Alex Goude : Pour fêter les deux ans du mariage homosexuel légalisé en avril 2013. Et puis, je suis très heureux, alors ça donne envie de faire bouger les mentalités. Mon mari et moi sommes venus vivre à Las Vegas pour être libres d’avoir l’enfant que nous n’aurions pas pu avoir en France. À Paris, on a parfois l’impression qu’il ne faut être ni juif ni noir, ni arabe ni homosexuel. Je ne supporte plus le refus de l’autre. J’en ai assez qu’on dise à Romain de féliciter sa femme pour la naissance. Moi-même je devrais me taire. Eh bien non. Je le revendique : nous sommes deux hommes, nous avons fait un enfant et ça se passe bien.
Gala : S’assumer et s’y tenir, c’est un long cheminement ?
A. G. : On n’imagine pas à quel point.

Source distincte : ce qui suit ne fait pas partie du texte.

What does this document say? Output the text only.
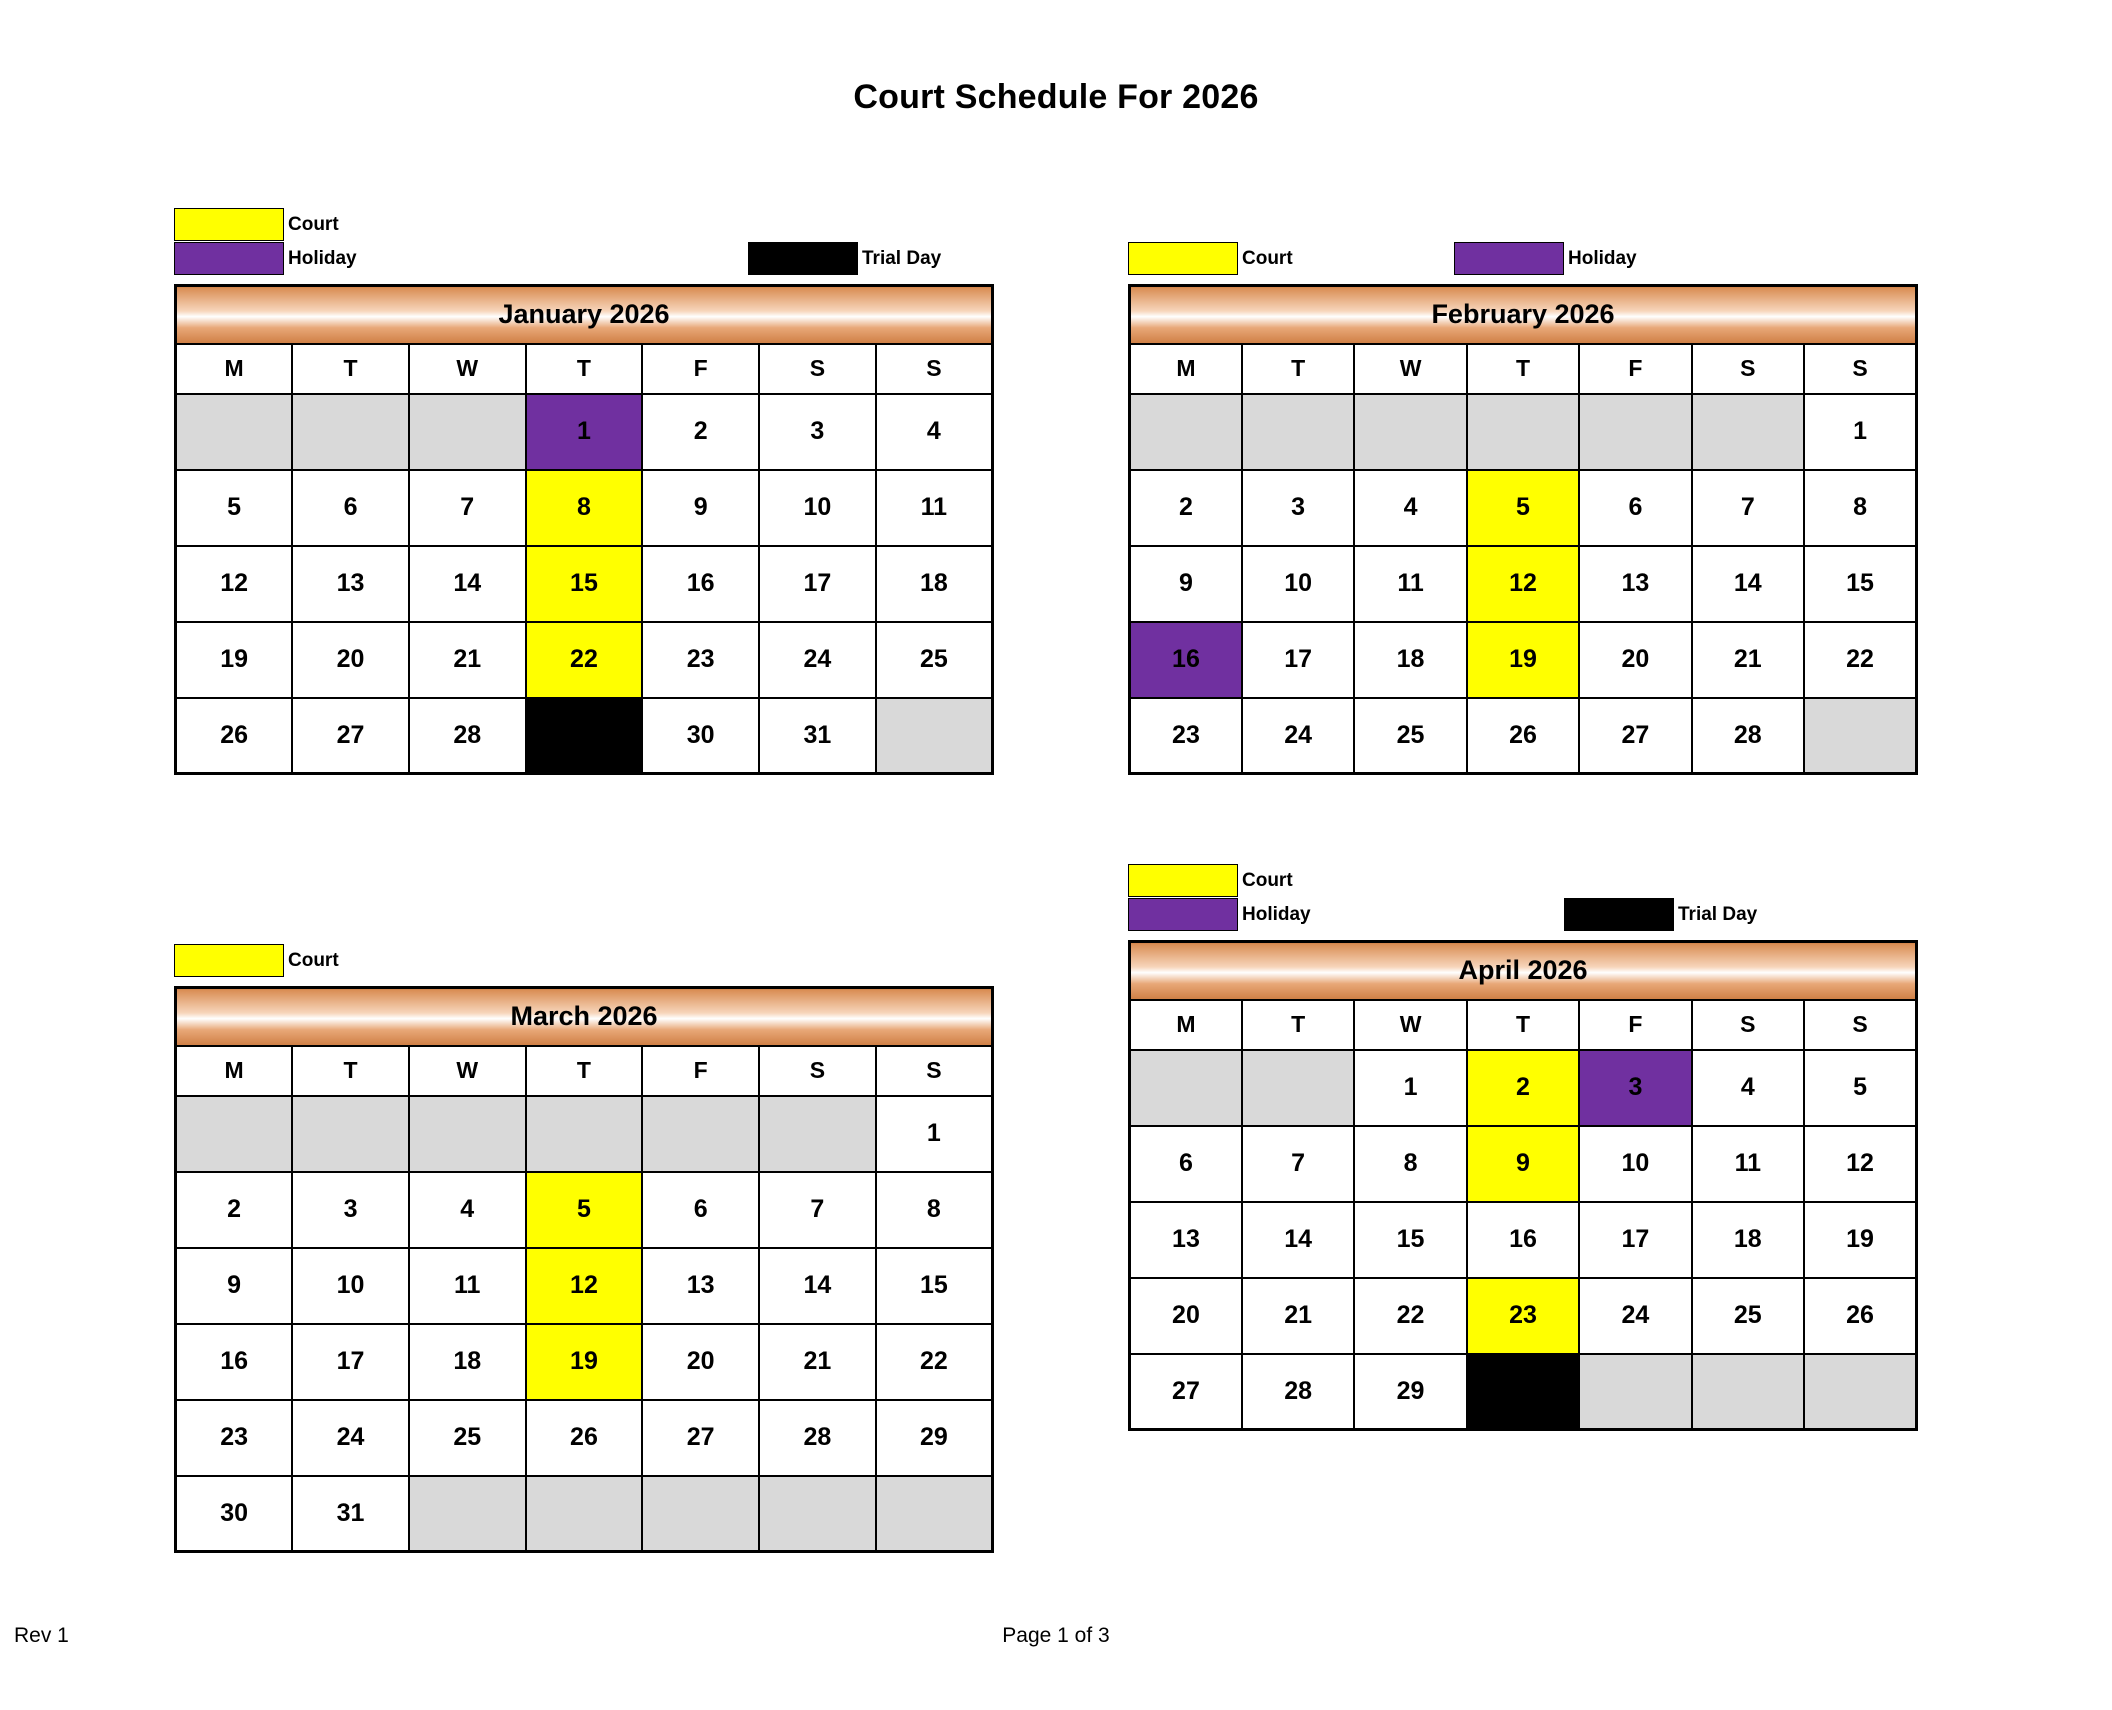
Court Schedule For 2026
Court
Holiday	Trial Day
January 2026						
M	T	W	T	F	S	S
			1	2	3	4
5	6	7	8	9	10	11
12	13	14	15	16	17	18
19	20	21	22	23	24	25
26	27	28	29	30	31	
Court	Holiday
February 2026						
M	T	W	T	F	S	S
						1
2	3	4	5	6	7	8
9	10	11	12	13	14	15
16	17	18	19	20	21	22
23	24	25	26	27	28	
Court
March 2026						
M	T	W	T	F	S	S
						1
2	3	4	5	6	7	8
9	10	11	12	13	14	15
16	17	18	19	20	21	22
23	24	25	26	27	28	29
30	31					
Court
Holiday	Trial Day
April 2026						
M	T	W	T	F	S	S
		1	2	3	4	5
6	7	8	9	10	11	12
13	14	15	16	17	18	19
20	21	22	23	24	25	26
27	28	29	30			
Rev 1	Page 1 of 3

Jusqu’à vingt-cinq ans, je pensais que j’étais hétérosexuel, j’avais du succès avec les filles, je devais me fiancer, avoir des enfants comme tout le monde. Puis tout a basculé.

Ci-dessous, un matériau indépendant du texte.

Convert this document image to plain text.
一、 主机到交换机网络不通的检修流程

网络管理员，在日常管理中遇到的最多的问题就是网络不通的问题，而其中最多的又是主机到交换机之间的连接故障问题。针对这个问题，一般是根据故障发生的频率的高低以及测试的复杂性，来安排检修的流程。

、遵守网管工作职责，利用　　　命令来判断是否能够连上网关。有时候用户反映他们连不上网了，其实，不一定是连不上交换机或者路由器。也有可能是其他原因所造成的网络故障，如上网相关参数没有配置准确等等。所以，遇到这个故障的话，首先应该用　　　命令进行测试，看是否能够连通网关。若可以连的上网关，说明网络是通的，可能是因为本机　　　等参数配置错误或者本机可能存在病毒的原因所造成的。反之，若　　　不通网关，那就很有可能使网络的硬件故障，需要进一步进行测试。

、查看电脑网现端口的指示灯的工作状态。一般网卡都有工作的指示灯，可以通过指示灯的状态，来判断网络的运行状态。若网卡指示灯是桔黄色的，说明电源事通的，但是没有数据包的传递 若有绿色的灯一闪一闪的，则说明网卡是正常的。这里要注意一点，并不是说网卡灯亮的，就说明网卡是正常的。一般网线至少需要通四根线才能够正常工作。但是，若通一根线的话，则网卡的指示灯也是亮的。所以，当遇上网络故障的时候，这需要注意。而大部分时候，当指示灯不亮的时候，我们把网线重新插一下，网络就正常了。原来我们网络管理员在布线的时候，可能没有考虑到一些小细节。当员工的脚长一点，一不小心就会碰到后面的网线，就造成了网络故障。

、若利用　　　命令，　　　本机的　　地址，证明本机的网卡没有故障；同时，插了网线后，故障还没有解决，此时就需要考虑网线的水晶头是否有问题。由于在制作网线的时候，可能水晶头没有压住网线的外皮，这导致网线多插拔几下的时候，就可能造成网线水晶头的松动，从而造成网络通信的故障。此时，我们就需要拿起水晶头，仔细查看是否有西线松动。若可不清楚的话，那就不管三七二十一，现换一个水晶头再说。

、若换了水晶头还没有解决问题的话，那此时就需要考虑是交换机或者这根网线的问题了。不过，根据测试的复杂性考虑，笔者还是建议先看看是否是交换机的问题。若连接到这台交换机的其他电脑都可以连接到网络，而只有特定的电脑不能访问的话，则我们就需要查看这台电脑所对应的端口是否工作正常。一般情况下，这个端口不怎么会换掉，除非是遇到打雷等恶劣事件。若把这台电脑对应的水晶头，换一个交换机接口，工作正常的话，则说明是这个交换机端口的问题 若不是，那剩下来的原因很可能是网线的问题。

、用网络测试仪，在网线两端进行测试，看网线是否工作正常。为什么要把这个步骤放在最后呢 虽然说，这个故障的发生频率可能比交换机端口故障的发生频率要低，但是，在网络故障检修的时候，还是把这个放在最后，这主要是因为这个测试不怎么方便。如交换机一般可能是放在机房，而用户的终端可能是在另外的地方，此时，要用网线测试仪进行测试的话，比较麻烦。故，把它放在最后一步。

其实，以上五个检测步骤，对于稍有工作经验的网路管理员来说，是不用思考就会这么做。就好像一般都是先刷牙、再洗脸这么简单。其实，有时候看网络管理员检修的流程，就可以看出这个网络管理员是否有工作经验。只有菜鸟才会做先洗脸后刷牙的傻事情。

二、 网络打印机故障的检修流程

Gala : Vous avez réalisé que ce ne serait pas votre destin ?
A. G. : Oui, j’ai pris des cours de théâtre et à force d’endosser des personnalités différentes, je me suis libéré. Un jour, j’ai embrassé un homme. Le lendemain, j’ai pleuré toute la journée, sous le choc. L’histoire d’amour a duré six mois. J’ai à nouveau aimé des femmes et puis finalement mon choix s’est à nouveau porté sur un homme.
Gala : Vous l’avez annoncé à vos parents ?

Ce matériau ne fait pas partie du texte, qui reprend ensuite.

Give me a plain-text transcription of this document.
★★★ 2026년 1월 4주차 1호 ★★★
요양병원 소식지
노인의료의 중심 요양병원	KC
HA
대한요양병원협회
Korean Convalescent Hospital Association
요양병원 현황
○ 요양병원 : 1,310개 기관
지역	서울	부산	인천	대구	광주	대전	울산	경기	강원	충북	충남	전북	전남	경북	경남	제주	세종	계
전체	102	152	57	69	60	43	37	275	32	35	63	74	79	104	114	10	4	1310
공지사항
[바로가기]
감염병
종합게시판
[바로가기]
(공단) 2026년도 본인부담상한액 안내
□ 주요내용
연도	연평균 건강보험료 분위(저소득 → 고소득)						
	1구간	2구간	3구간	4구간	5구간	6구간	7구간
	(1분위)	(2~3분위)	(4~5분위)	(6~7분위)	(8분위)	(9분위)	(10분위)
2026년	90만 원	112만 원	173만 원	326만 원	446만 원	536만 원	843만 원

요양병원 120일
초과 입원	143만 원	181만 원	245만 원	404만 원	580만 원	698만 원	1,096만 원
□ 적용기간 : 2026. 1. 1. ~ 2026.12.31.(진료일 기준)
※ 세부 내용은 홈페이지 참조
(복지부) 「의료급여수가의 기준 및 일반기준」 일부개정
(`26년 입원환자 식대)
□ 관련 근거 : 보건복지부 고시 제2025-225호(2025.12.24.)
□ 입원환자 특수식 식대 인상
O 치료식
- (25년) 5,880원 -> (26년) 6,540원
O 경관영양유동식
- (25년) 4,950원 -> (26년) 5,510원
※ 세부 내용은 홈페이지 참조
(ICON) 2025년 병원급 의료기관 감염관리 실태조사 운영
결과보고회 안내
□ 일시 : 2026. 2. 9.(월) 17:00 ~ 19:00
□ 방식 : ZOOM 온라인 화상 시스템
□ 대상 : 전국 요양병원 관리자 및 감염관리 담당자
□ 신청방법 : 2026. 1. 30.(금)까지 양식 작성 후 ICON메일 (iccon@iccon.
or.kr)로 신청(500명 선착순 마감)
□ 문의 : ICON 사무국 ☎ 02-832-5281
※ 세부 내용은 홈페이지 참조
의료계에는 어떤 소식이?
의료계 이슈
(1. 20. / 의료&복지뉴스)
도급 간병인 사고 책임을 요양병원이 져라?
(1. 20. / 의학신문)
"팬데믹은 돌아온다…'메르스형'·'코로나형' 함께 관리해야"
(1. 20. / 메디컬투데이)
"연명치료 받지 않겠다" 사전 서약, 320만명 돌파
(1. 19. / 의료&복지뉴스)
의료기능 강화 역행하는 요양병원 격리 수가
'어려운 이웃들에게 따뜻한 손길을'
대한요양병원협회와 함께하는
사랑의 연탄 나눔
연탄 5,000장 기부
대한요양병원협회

A. G. : Mon père était tombé dans l’alcool. On ne se parlait plus (le père d’Alex est décédé des suites de son alcoolisme). Pour ma mère, qui m’avait connu hétéro, c’était dur à imaginer. J’étais son fils unique, elle a pensé qu’elle ne serait jamais grand-mère. Aujourd’hui elle est heureuse, la vraie ‘Lady Gaga‘, c’est elle.
Gala : Le grand public, lui, n’en a jamais rien su…
A. G. : Ma chaine, M6, en tout cas, est au courant et assume. Je n’aurais jamais parlé de ma vie privée si je ne recevais pas sans arrêt, via les réseaux sociaux, des témoignages de jeunes gays désespérés.
Gala : Vous les écoutez?
A. G. : Mieux: je leur réponds. L’homosexualité est encore lourdement stigmatisée. En Espagne en 2005 ou au Portugal en 2010, la légalisation du mariage est passée en douceur. En France, le débat a été instrumentalisé. Les gens sont sortis défiler en assumant leur homophobie. A ce moment, des adolescents me disaient « mes parents me forcent à militer avec eux, ils ne savent pas que je suis homo ». C’était choquant. Qu’est-ce que les parents d’un enfant de six ans qu’on emmène défiler savent de la voie qu’il empruntera plus tard? Si je peux montrer qu’on réussit à fonder une famille malgré tout, alors je le fais.
Gala : Votre enfant est né d’une mère porteuse. Vous auriez pourtant pu recourir à l’adoption…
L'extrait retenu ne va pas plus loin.